じゃあなんで悪魔の世話してるオレ達狙ったし。そんなに大金持ちだと思われてるのか? まったく、誰がそんなデマ流してるんだか。
「そうです。私達は悪くありません。悪いのは世の中です」
フォクシーの言葉に乗るラヴィへ、アトナは冷たい視線を向け、切り捨てる。
「とんでもない正当化だよ、それは」
「ふふっ。

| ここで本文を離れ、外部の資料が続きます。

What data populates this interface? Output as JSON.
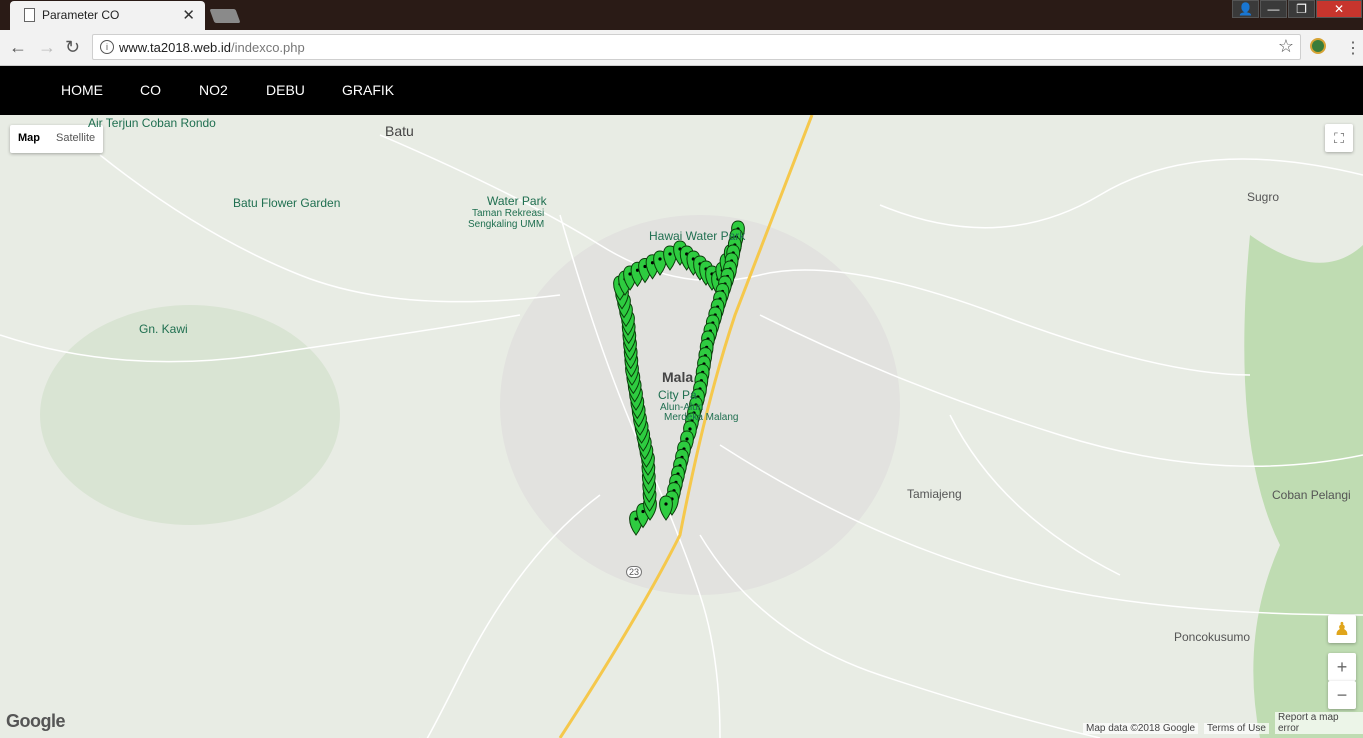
{
  "browser": {
    "tab_title": "Parameter CO",
    "close_glyph": "✕",
    "url_host": "www.ta2018.web.id",
    "url_path": "/indexco.php"
  },
  "nav": {
    "items": [
      "HOME",
      "CO",
      "NO2",
      "DEBU",
      "GRAFIK"
    ]
  },
  "map": {
    "type_buttons": [
      "Map",
      "Satellite"
    ],
    "labels": {
      "batu": "Batu",
      "coban_rondo": "Air Terjun Coban Rondo",
      "flower_garden": "Batu Flower Garden",
      "water_park": "Water Park",
      "taman_rekreasi": "Taman Rekreasi",
      "sengkaling": "Sengkaling UMM",
      "hawai": "Hawai Water Park",
      "sugro": "Sugro",
      "kawi": "Gn. Kawi",
      "malang": "Mala",
      "city_park": "City Pa",
      "alun": "Alun-Alun",
      "merdeka": "Merdeka Malang",
      "tamiajeng": "Tamiajeng",
      "coban_pelangi": "Coban Pelangi",
      "poncokusumo": "Poncokusumo",
      "route23": "23"
    },
    "attribution": {
      "data": "Map data ©2018 Google",
      "terms": "Terms of Use",
      "report": "Report a map error"
    },
    "logo": "Google",
    "marker_color": "#2ecc40"
  }
}
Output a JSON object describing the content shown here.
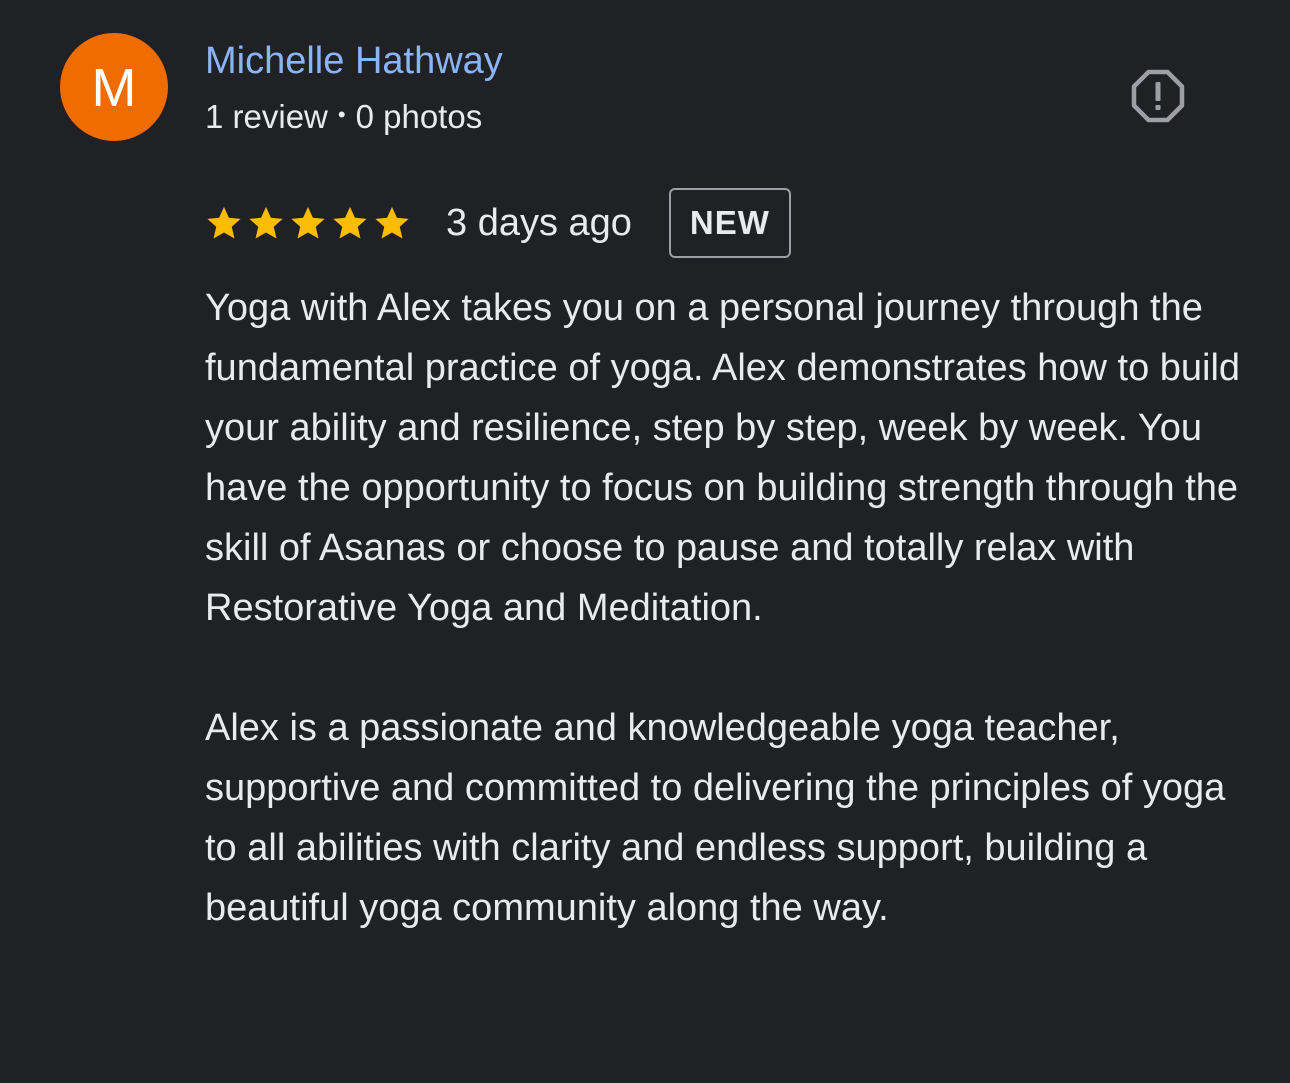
{
  "reviewer": {
    "initial": "M",
    "avatar_color": "#ef6c00",
    "name": "Michelle Hathway",
    "review_count": "1 review",
    "separator": "•",
    "photo_count": "0 photos"
  },
  "report": {
    "icon": "report-flag-icon"
  },
  "rating": {
    "stars": 5,
    "max_stars": 5,
    "star_color": "#fbbc04",
    "date": "3 days ago",
    "badge": "NEW"
  },
  "review": {
    "paragraphs": [
      "Yoga with Alex takes you on a personal journey through the fundamental practice of yoga. Alex demonstrates how to build your ability and resilience, step by step, week by week. You have the opportunity to focus on building strength through the skill of Asanas or choose to pause and totally relax with Restorative Yoga and Meditation.",
      "Alex is a passionate and knowledgeable yoga teacher, supportive and committed to delivering the principles of yoga to all abilities with clarity and endless support, building a beautiful yoga community along the way."
    ]
  },
  "colors": {
    "background": "#202124",
    "name_link": "#8ab4f8",
    "text": "#e8eaed",
    "badge_border": "#9aa0a6"
  }
}
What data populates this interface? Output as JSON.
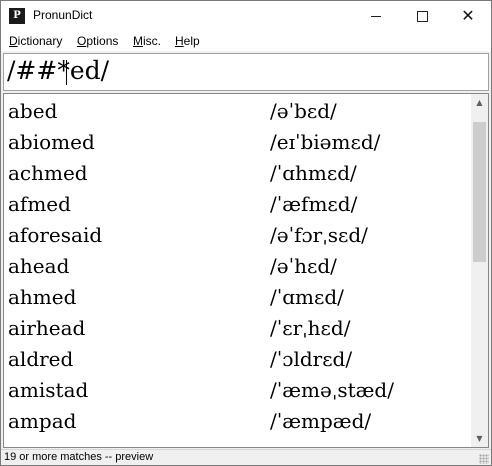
{
  "window": {
    "title": "PronunDict",
    "icon": "pd-app-icon",
    "controls": [
      "minimize-icon",
      "maximize-icon",
      "close-icon"
    ],
    "close_glyph": "✕"
  },
  "menu": {
    "dictionary": {
      "accel": "D",
      "rest": "ictionary"
    },
    "options": {
      "accel": "O",
      "rest": "ptions"
    },
    "misc": {
      "accel": "M",
      "rest": "isc."
    },
    "help": {
      "accel": "H",
      "rest": "elp"
    }
  },
  "search": {
    "value": "/##*ed/"
  },
  "results": [
    {
      "word": "abed",
      "pron": "/əˈbɛd/"
    },
    {
      "word": "abiomed",
      "pron": "/eɪˈbiəmɛd/"
    },
    {
      "word": "achmed",
      "pron": "/ˈɑhmɛd/"
    },
    {
      "word": "afmed",
      "pron": "/ˈæfmɛd/"
    },
    {
      "word": "aforesaid",
      "pron": "/əˈfɔrˌsɛd/"
    },
    {
      "word": "ahead",
      "pron": "/əˈhɛd/"
    },
    {
      "word": "ahmed",
      "pron": "/ˈɑmɛd/"
    },
    {
      "word": "airhead",
      "pron": "/ˈɛrˌhɛd/"
    },
    {
      "word": "aldred",
      "pron": "/ˈɔldrɛd/"
    },
    {
      "word": "amistad",
      "pron": "/ˈæməˌstæd/"
    },
    {
      "word": "ampad",
      "pron": "/ˈæmpæd/"
    }
  ],
  "scrollbar": {
    "position": 0.0
  },
  "status": {
    "text": "19 or more matches -- preview"
  }
}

そう言う貴方は酷い押し付けをするんですね。では聞きますが、あなたにとって『悪魔の正しい生き方』って何ですか? 優しい人間に拾われることを夢見続けること? 奴隷のような扱いに甘んじて一生を終えること?」
淡々とした声がどんどん熱を帯びてきた。悔しそうに顔を歪ませ、鬱憤を吐き出すように吐き捨てる。
「そんなのが正しいだなんて言うんなら、私達は間違え続けます! 悪魔のくせに人間を目指すくらいなら、悪魔を極めてやりますよっ! 正義なんかに屈しはしません!」
その目は爛々と赤く輝いている。彼女は確かな勇気を持って、自ら悪魔となることを決意したようだ。
「どんな卑劣な手を使ってでも、人間にへりくだること無く、この子と共に生き延びてみせます」
言ってフォクシーをチラと見る。その表情は和らいでいた。双子のように見えるが、姉の方が遥かにしっかりした考えのようだ。
彼女はすぐに視線を戻して目を瞑り、再び顔を引き締める。
「さて、どうするんですか? 私達に従うのか、彼を見捨てるのか」
またも冷静な声に戻った彼女は槍の刃をさらにこちらへ近づけてきた。徐々に食い込んでいく様が、時間の猶予が無いことを無慈悲に教えてきた。